For the first time in many months, there is a hint of backwardation in the physical gold market. It means that demand is rising, dear reader, possibly a trend change. It means that holding physical gold may now be slightly preferred to holding U.S. dollars.
Here’s how it works. The usual state of affairs for gold is called contango. If you buy gold now in the spot market and you can sell the same amount in the futures market and make a small profit, gold is in contango. This is also referred to as a positive basis. Contango means that physical gold is in good supply so it is easy to buy. It also means that the buyer of gold expects to get a higher price in the future to offset the cost of temporarily giving up the dollars used for the purchase. The implication is that dollars are in greater demand than gold.
The opposite of contango is backwardation. In backwardation, you make a small profit by selling gold now in the spot market and buying it back at a lower price in the futures market. Backwardation means that physical gold is not in good supply; the market is willing to pay up for current delivery. This is referred to as a positive co-basis. The implication is that holding gold is preferable to holding dollars. It may suggest that buyers see a risk in future delivery and want the metal now. So backwardation is obviously bullish for the gold price, especially if it continues as the price rises.

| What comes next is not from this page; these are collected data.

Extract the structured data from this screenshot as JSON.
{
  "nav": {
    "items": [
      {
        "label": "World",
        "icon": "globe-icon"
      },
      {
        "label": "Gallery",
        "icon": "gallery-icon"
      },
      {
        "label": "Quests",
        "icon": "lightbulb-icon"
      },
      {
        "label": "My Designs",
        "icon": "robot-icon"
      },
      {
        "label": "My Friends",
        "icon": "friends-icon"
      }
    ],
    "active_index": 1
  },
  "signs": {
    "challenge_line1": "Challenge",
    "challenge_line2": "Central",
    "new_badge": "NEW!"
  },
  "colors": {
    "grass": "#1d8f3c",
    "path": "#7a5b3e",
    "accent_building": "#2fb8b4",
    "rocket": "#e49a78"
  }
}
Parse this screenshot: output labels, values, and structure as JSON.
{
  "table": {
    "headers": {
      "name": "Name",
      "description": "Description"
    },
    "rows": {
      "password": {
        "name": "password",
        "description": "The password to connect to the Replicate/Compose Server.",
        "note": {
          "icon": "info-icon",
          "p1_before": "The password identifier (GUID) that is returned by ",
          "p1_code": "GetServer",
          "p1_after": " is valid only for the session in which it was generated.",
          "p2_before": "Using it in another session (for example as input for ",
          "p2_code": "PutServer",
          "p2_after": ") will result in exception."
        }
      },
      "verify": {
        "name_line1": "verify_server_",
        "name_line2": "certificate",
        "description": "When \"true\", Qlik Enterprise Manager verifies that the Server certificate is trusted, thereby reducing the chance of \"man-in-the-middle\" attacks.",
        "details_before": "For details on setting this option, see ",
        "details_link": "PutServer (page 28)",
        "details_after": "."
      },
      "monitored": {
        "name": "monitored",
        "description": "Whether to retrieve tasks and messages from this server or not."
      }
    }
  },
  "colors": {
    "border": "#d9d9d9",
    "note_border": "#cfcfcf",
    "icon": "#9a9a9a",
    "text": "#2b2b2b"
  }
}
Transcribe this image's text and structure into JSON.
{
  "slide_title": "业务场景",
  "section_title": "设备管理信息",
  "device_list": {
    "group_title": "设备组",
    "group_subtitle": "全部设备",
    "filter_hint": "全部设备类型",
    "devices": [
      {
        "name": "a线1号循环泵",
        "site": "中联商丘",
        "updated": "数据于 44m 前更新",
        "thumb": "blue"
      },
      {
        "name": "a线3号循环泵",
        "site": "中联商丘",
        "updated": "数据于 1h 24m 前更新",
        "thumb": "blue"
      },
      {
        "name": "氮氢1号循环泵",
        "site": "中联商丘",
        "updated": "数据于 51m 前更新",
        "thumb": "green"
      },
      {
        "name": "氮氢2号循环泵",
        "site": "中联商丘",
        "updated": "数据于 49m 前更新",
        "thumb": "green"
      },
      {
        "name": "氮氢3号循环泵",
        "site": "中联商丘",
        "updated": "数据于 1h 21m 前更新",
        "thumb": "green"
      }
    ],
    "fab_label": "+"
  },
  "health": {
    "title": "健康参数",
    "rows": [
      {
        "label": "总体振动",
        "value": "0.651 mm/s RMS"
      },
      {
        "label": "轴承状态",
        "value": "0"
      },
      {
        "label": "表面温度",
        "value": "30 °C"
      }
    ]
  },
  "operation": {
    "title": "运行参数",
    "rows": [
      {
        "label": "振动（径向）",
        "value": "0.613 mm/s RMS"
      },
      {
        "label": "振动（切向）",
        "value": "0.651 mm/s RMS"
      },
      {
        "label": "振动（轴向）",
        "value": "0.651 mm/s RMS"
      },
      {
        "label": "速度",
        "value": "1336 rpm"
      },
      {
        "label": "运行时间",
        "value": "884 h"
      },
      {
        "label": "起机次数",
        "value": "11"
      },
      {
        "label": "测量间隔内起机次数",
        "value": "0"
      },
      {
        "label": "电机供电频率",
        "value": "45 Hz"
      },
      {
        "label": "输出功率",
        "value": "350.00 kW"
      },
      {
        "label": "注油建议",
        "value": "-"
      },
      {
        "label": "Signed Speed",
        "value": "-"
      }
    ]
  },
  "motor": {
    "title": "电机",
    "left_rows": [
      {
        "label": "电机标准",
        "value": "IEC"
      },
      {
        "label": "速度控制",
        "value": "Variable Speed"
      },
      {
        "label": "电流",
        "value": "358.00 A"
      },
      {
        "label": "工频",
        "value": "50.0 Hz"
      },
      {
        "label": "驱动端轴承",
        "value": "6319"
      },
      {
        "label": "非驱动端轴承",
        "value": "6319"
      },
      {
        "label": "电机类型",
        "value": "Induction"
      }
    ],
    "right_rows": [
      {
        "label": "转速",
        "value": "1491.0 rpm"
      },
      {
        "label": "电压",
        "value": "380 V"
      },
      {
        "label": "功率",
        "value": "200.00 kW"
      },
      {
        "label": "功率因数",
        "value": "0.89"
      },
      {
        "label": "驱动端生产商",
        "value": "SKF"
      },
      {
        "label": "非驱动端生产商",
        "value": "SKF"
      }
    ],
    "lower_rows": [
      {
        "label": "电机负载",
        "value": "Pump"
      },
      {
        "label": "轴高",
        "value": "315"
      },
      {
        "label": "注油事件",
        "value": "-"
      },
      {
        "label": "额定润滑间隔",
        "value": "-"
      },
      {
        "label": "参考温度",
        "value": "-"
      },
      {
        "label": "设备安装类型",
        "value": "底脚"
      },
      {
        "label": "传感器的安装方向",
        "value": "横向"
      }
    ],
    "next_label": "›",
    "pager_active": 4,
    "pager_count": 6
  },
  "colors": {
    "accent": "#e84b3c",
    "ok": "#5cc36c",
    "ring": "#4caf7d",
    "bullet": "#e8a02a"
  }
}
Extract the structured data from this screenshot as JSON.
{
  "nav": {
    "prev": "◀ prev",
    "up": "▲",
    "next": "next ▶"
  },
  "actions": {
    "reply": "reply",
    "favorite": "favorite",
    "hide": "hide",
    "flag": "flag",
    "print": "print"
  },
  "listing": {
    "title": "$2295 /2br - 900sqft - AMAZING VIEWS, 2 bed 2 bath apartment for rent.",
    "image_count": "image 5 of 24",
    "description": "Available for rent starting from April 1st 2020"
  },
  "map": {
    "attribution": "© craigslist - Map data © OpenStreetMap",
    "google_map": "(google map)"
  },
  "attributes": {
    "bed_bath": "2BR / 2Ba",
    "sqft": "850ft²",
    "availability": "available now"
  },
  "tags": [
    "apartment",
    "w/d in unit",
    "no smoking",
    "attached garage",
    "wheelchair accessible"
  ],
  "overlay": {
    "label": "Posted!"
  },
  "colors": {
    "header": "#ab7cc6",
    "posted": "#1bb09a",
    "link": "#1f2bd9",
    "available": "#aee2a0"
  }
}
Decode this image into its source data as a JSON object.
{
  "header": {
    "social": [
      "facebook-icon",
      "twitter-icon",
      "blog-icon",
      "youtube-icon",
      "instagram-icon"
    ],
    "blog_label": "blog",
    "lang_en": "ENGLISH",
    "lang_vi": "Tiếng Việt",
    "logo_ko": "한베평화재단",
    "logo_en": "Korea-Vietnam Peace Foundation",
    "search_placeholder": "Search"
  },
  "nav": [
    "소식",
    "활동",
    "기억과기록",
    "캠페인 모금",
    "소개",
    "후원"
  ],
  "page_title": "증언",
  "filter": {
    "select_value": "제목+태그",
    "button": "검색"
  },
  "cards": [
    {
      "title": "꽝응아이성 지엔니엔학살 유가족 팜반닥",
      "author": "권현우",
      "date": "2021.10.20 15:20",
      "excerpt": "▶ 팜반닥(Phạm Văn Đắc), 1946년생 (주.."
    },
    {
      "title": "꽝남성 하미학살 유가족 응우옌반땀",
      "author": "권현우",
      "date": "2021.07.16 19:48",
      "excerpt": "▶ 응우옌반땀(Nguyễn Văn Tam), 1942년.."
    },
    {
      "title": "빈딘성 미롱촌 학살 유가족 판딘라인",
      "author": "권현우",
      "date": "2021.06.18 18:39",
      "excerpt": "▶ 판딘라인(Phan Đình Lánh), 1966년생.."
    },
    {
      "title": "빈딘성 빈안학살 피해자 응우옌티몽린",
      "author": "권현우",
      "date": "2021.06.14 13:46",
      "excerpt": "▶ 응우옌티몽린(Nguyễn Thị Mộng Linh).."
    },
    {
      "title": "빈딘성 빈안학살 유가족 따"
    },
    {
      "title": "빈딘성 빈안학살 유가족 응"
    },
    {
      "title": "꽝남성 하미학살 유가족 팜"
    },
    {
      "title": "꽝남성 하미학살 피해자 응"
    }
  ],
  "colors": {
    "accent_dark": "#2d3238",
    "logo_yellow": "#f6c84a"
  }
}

The current level of backwardation is minor in the near term (February) gold contract and it is probably temporary. However, the rising price of gold has not made gold more available because the backwardation has persisted. This tells us something. Some investors are switching their preference to gold, in spite of the higher yield on dollars now available in the market. This preference, unlike speculators buying futures with leverage, is not about betting on price. It is about choosing safety. Gold, unlike a bond, does not default. However, buying gold for safety is precisely the reason why the price will go up because investors will pay just about anything for safety.
The Institute for International Finance estimates that financial assets globally now stand at approximately $290 trillion compared to roughly $2.5 trillion is physical gold available to the market in transactable form. The Institute estimates that global debt is at $217 trillion, up $11 trillion during the first nine months of 2016. These are the assets that could compete for ownership of the world’s only asset that cannot default, the only asset that backs itself. What do you think will happen to the gold price in the next financial crisis when the market figures this out?